Sementara fenomena ketiga adalah narrative laundering, atau pencucian narasi. Kondisi ini terjadi ketika dugaan yang masih harus diuji berubah menjadi persepsi publik seolah-olah telah menjadi fakta final.

Ia menegaskan, angka Rp21 miliar memang memiliki daya tarik besar dalam pemberitaan. Namun, besarnya nilai tersebut tidak boleh menggeser prinsip dasar pembuktian hukum.

"Media harus disiplin membedakan kode BC1, penjelasan Orlando, keyakinan John, penyerahan amplop ke Rizal, dugaan penerimaan oleh Djaka, dan pembuktian akhir di pengadilan. Semua itu tidak boleh dilebur menjadi satu kalimat pendek yang menghukum," ucapnya.

Gautama menilai, terdapat sejumlah aspek krusial yang masih harus dibuktikan apabila penyidik ingin membangun konstruksi bahwa aliran dana tersebut benar-benar diterima oleh pihak yang dikaitkan dengan kode BC1.

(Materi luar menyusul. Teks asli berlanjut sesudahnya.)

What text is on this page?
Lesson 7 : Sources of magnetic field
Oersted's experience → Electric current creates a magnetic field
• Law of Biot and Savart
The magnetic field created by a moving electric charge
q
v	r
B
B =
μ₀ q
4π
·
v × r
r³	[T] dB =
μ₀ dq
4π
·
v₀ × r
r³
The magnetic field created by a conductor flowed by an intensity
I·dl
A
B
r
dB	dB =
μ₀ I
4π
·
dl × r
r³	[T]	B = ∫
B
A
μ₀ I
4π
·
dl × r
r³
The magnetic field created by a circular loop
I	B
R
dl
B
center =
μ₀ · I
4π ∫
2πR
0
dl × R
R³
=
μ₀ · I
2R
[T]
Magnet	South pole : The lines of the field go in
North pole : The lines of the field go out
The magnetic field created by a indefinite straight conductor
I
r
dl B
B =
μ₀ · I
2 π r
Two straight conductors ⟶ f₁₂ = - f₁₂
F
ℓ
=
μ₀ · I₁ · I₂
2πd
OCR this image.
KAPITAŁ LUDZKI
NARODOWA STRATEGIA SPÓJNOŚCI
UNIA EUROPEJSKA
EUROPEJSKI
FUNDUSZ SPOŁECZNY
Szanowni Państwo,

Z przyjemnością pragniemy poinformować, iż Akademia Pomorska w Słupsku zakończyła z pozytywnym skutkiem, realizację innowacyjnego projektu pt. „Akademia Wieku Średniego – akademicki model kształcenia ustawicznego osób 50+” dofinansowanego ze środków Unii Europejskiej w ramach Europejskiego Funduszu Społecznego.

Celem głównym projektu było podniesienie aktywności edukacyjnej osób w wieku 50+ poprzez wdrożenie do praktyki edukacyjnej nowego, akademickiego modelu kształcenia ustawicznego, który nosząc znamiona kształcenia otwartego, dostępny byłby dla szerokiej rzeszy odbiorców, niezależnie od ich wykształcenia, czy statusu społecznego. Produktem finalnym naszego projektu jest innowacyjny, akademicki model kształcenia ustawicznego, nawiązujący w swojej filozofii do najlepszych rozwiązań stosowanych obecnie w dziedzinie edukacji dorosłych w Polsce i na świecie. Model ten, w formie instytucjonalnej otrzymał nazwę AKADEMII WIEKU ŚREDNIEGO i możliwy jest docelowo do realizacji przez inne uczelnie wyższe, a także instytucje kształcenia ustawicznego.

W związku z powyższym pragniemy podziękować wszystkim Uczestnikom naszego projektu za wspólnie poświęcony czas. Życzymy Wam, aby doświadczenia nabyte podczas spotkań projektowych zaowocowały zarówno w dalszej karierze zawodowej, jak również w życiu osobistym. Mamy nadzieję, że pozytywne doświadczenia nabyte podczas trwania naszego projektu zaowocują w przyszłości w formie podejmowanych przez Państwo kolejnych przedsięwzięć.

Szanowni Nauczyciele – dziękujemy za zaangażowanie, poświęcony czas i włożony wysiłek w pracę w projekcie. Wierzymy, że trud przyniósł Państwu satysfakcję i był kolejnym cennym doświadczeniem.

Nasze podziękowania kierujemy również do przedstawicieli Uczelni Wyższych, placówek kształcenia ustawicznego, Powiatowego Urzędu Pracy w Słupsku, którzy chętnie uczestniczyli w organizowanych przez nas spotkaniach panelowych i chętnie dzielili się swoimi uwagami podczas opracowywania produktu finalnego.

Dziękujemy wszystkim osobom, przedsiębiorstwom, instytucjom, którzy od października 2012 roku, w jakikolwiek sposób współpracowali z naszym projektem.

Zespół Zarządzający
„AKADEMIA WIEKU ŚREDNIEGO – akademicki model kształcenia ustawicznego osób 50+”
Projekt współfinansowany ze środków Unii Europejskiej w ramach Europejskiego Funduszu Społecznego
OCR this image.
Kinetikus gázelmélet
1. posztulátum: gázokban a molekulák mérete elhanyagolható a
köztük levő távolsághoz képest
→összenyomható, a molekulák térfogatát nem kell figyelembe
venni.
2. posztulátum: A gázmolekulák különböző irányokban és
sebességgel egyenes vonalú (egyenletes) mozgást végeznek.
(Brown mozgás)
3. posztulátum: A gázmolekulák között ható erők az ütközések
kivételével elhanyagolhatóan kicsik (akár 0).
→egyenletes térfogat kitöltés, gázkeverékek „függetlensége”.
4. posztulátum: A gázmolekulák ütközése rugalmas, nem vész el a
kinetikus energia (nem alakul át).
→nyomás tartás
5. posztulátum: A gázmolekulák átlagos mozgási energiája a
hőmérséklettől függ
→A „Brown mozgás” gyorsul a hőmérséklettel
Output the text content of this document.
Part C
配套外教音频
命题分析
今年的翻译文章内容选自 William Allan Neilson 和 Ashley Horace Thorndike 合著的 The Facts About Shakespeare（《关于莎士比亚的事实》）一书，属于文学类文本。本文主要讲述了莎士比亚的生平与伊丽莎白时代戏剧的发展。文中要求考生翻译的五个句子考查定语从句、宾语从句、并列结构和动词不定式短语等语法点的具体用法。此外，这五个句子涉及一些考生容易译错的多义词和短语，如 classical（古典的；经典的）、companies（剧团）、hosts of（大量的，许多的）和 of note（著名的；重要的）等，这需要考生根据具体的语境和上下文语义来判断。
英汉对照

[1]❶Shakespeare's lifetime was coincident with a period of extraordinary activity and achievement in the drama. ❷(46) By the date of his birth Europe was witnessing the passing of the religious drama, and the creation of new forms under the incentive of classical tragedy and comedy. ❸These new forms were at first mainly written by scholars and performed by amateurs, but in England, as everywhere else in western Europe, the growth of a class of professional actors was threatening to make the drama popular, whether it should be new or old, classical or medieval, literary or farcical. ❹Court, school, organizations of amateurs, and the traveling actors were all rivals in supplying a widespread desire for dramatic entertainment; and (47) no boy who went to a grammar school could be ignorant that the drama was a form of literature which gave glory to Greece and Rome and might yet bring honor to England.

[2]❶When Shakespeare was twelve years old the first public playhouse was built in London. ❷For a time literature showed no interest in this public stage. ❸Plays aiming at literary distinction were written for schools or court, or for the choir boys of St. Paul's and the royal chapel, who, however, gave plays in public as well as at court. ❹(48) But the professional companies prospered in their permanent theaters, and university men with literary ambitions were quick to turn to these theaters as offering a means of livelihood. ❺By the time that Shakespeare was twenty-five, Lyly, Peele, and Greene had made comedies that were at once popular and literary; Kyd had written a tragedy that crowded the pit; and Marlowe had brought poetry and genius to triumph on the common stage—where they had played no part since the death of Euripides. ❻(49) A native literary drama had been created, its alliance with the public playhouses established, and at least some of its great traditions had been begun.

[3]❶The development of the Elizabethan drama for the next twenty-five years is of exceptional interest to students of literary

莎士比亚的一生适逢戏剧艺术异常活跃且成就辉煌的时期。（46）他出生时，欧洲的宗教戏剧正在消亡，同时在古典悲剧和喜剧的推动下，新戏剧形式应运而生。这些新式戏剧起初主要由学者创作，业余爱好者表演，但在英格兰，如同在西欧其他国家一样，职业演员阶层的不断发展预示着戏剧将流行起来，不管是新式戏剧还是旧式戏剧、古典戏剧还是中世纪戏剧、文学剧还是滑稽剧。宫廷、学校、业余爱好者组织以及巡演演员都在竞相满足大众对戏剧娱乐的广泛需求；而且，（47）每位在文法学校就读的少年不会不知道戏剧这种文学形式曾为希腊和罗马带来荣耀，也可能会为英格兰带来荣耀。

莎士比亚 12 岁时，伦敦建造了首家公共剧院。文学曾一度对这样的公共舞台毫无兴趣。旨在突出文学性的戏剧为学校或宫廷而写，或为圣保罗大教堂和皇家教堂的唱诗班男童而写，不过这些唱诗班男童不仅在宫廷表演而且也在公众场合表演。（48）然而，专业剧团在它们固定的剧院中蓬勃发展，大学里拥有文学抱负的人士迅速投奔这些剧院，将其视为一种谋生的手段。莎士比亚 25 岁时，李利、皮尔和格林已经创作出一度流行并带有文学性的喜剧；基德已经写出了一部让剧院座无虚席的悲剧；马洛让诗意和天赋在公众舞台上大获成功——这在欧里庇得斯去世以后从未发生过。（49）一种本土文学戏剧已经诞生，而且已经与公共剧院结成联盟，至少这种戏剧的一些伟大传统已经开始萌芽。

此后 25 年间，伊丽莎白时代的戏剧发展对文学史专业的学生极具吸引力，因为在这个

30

Aspek tersebut meliputi keberadaan saksi penyerahan akhir, bukti komunikasi yang menunjukkan pengetahuan atau persetujuan penerima, aliran dana yang dapat ditelusuri, manfaat yang dinikmati, hingga hubungan antara pemberian dan tindakan jabatan yang diduga dipengaruhi.

Sebab itu, ia menegaskan posisi hukum saat ini belum dapat disederhanakan menjadi kesimpulan bahwa penerimaan dana telah terbukti.

"Dua fakta ini tidak boleh dipisahkan. Jika dipisahkan, publik akan melihat perkara ini secara tidak utuh. Jika disatukan, kita akan sadar bahwa rantai pembuktian masih panjang dan jauh dari kata terbukti," katanya.

Gautama mengingatkan, asas praduga tak bersalah harus tetap menjadi pijakan dalam membaca setiap perkembangan perkara. Menurutnya, negara hukum mensyaratkan pembuktian yang utuh, bukan sekadar keyakinan yang dibangun dari rantai informasi yang belum lengkap.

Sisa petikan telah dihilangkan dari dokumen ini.